I had a decision to make. I could keep trudging along slowly and singularly and hope I didn’t get lost once my pace group was no longer in my sight. Or I could drop back to a run-walk-run interval group, alternating periods of running with shorter periods of recovery walks.
Neither of these options appealed to me. I didn’t want to run alone; I joined this training group because I wanted to train with a group. Plus, I am hugely directionally challenged, so the chances of me getting lost during a 10-mile run through suburban Brentwood were quite high. And I didn’t want to drop back to a run-walk-run interval group because that just felt like failure. After all, I had signed up for this program to run a half marathon, not walk one.
However, my fear of being left behind and getting lost outweighed my fear of failure, and about 4 weeks into the program, I reluctantly joined the 10:1 interval group. We ran for 10 minutes, averaging 11 minutes per mile, followed by a short 1-minute recovery walk, and continued repeating the cycle until we covered our total distance.
That first interval run wasn’t so bad. I was able to easily keep up with the group, and I enjoyed the camaraderie and encouragement of my fellow runners.
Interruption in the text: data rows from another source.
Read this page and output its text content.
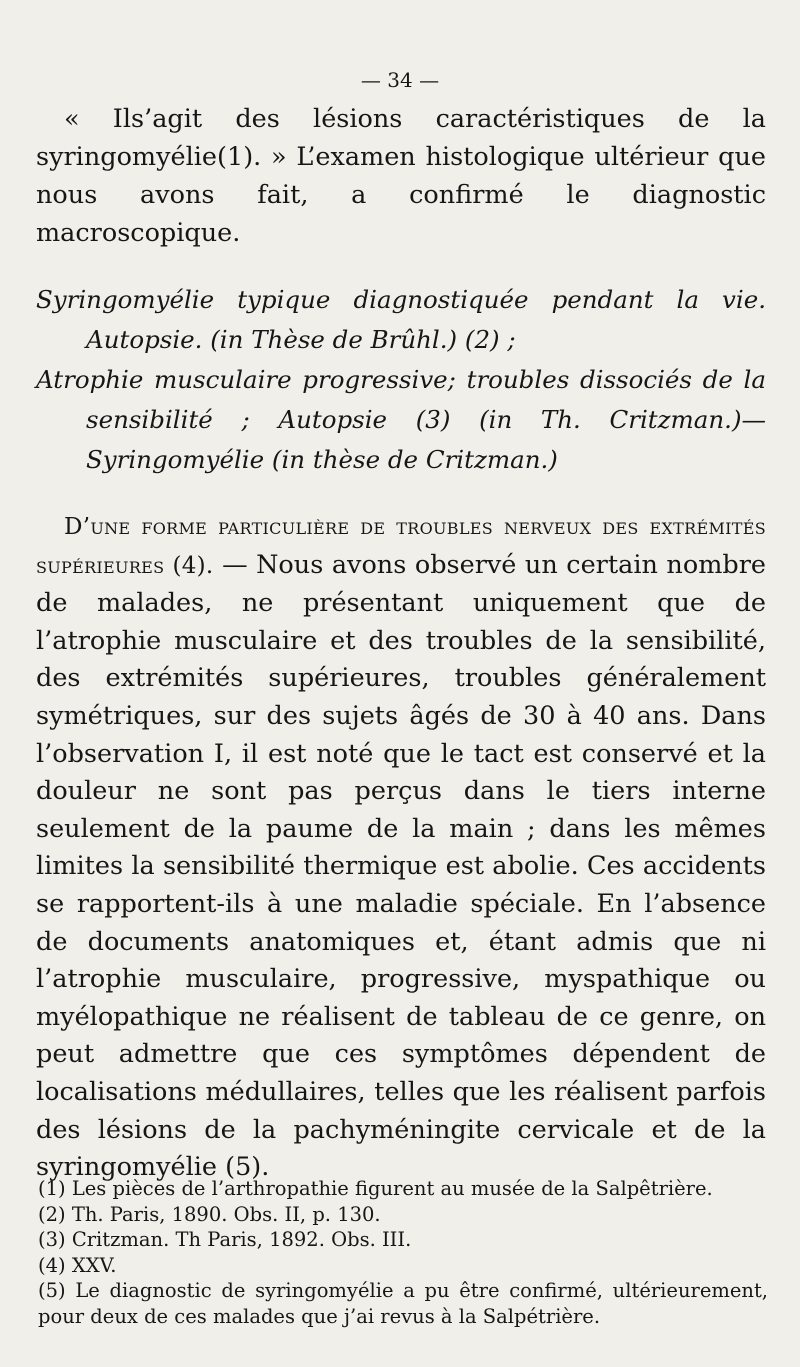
— 34 —

« Ils’agit des lésions caractéristiques de la syringomyélie(1). » L’examen histologique ultérieur que nous avons fait, a confirmé le diagnostic macroscopique.

Syringomyélie typique diagnostiquée pendant la vie. Autopsie. (in Thèse de Brûhl.) (2) ;

Atrophie musculaire progressive; troubles dissociés de la sensibilité ; Autopsie (3) (in Th. Critzman.)— Syringomyélie (in thèse de Critzman.)

D’une forme particulière de troubles nerveux des extrémités supérieures (4). — Nous avons observé un certain nombre de malades, ne présentant uniquement que de l’atrophie musculaire et des troubles de la sensibilité, des extrémités supérieures, troubles généralement symétriques, sur des sujets âgés de 30 à 40 ans. Dans l’observation I, il est noté que le tact est conservé et la douleur ne sont pas perçus dans le tiers interne seulement de la paume de la main ; dans les mêmes limites la sensibilité thermique est abolie. Ces accidents se rapportent-ils à une maladie spéciale. En l’absence de documents anatomiques et, étant admis que ni l’atrophie musculaire, progressive, myspathique ou myélopathique ne réalisent de tableau de ce genre, on peut admettre que ces symptômes dépendent de localisations médullaires, telles que les réalisent parfois des lésions de la pachyméningite cervicale et de la syringomyélie (5).

(1) Les pièces de l’arthropathie figurent au musée de la Salpêtrière.

(2) Th. Paris, 1890. Obs. II, p. 130.

(3) Critzman. Th Paris, 1892. Obs. III.

(4) XXV.

(5) Le diagnostic de syringomyélie a pu être confirmé, ultérieurement, pour deux de ces malades que j’ai revus à la Salpétrière.
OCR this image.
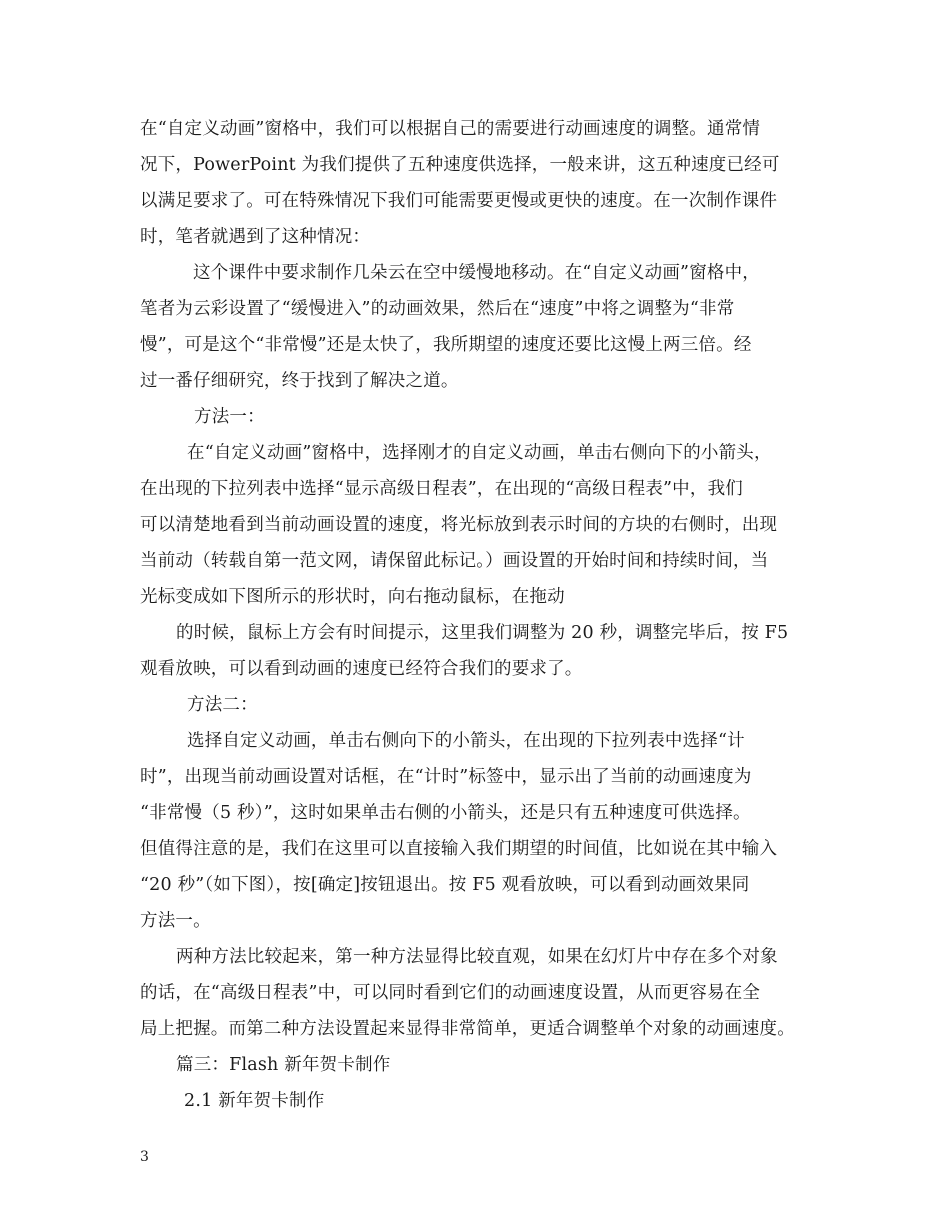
在“自定义动画”窗格中，我们可以根据自己的需要进行动画速度的调整。通常情
况下，PowerPoint 为我们提供了五种速度供选择，一般来讲，这五种速度已经可
以满足要求了。可在特殊情况下我们可能需要更慢或更快的速度。在一次制作课件
时，笔者就遇到了这种情况：
这个课件中要求制作几朵云在空中缓慢地移动。在“自定义动画”窗格中，
笔者为云彩设置了“缓慢进入”的动画效果，然后在“速度”中将之调整为“非常
慢”，可是这个“非常慢”还是太快了，我所期望的速度还要比这慢上两三倍。经
过一番仔细研究，终于找到了解决之道。
方法一：
在“自定义动画”窗格中，选择刚才的自定义动画，单击右侧向下的小箭头，
在出现的下拉列表中选择“显示高级日程表”，在出现的“高级日程表”中，我们
可以清楚地看到当前动画设置的速度，将光标放到表示时间的方块的右侧时，出现
当前动（转载自第一范文网，请保留此标记。）画设置的开始时间和持续时间，当
光标变成如下图所示的形状时，向右拖动鼠标，在拖动
的时候，鼠标上方会有时间提示，这里我们调整为 20 秒，调整完毕后，按 F5
观看放映，可以看到动画的速度已经符合我们的要求了。
方法二：
选择自定义动画，单击右侧向下的小箭头，在出现的下拉列表中选择“计
时”，出现当前动画设置对话框，在“计时”标签中，显示出了当前的动画速度为
“非常慢（5 秒）”，这时如果单击右侧的小箭头，还是只有五种速度可供选择。
但值得注意的是，我们在这里可以直接输入我们期望的时间值，比如说在其中输入
“20 秒”（如下图），按[确定]按钮退出。按 F5 观看放映，可以看到动画效果同
方法一。
两种方法比较起来，第一种方法显得比较直观，如果在幻灯片中存在多个对象
的话，在“高级日程表”中，可以同时看到它们的动画速度设置，从而更容易在全
局上把握。而第二种方法设置起来显得非常简单，更适合调整单个对象的动画速度。
篇三：Flash 新年贺卡制作
2.1 新年贺卡制作
3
But I couldn’t quite shake the feeling that I had somehow failed. That I wasn’t actually “running” a half marathon.
However, despite my viewing it as a setback, I stuck with my interval group. Everyone was friendly and encouraging, and our pace leader, Erin, was great. Then slowly, week by week, as we continued adding miles and I realized that my finish time was actually faster when I ran intervals than when I didn’t, my mindset began to change.
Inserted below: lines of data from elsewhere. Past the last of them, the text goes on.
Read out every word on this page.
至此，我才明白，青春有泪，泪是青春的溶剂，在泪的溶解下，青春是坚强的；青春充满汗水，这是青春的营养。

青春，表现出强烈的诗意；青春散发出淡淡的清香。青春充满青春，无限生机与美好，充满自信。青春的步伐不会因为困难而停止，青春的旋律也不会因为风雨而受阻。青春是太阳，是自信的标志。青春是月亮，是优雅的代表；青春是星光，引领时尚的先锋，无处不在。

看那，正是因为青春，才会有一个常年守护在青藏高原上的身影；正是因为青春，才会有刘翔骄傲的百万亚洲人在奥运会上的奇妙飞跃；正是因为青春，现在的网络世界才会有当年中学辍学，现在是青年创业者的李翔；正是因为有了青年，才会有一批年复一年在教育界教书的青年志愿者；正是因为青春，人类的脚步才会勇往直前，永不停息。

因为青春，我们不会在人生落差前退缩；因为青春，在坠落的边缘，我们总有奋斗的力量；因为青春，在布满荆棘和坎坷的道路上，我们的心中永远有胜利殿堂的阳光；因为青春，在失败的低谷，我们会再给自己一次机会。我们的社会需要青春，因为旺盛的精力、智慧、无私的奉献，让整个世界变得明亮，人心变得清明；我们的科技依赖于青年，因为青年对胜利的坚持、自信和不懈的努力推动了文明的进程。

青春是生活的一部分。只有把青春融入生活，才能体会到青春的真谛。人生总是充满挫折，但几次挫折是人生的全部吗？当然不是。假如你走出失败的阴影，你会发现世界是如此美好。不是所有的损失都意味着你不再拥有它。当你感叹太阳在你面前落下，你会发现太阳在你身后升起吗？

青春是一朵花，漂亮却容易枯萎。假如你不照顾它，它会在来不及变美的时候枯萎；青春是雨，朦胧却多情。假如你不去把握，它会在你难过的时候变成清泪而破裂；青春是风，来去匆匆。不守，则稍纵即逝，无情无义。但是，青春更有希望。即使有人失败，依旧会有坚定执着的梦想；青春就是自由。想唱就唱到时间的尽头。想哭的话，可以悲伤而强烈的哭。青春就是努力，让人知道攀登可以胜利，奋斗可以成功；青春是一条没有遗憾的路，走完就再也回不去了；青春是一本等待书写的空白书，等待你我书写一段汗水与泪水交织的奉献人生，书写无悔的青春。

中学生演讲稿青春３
Instead of viewing my interval running as a failure, I decided to accept myself for the runner that I was, walk breaks and all.
13.1 miles is 13.1 miles. It doesn’t matter if 1 mile of that total distance is walked instead of run. That’s still an accomplishment, and I should be proud of that. I am proud of that.
We’re a little over halfway through the training program; we’ll be running 10 miles this weekend. And sometimes the feelings of failure and inadequacy creep back in. But I have to remind myself that if run-walk-run intervals are good enough for Olympic athletes, they should be good enough for me.
I am a runner. I will no longer qualify that statement with “but I sometimes take walk breaks.” No, I am a runner (period).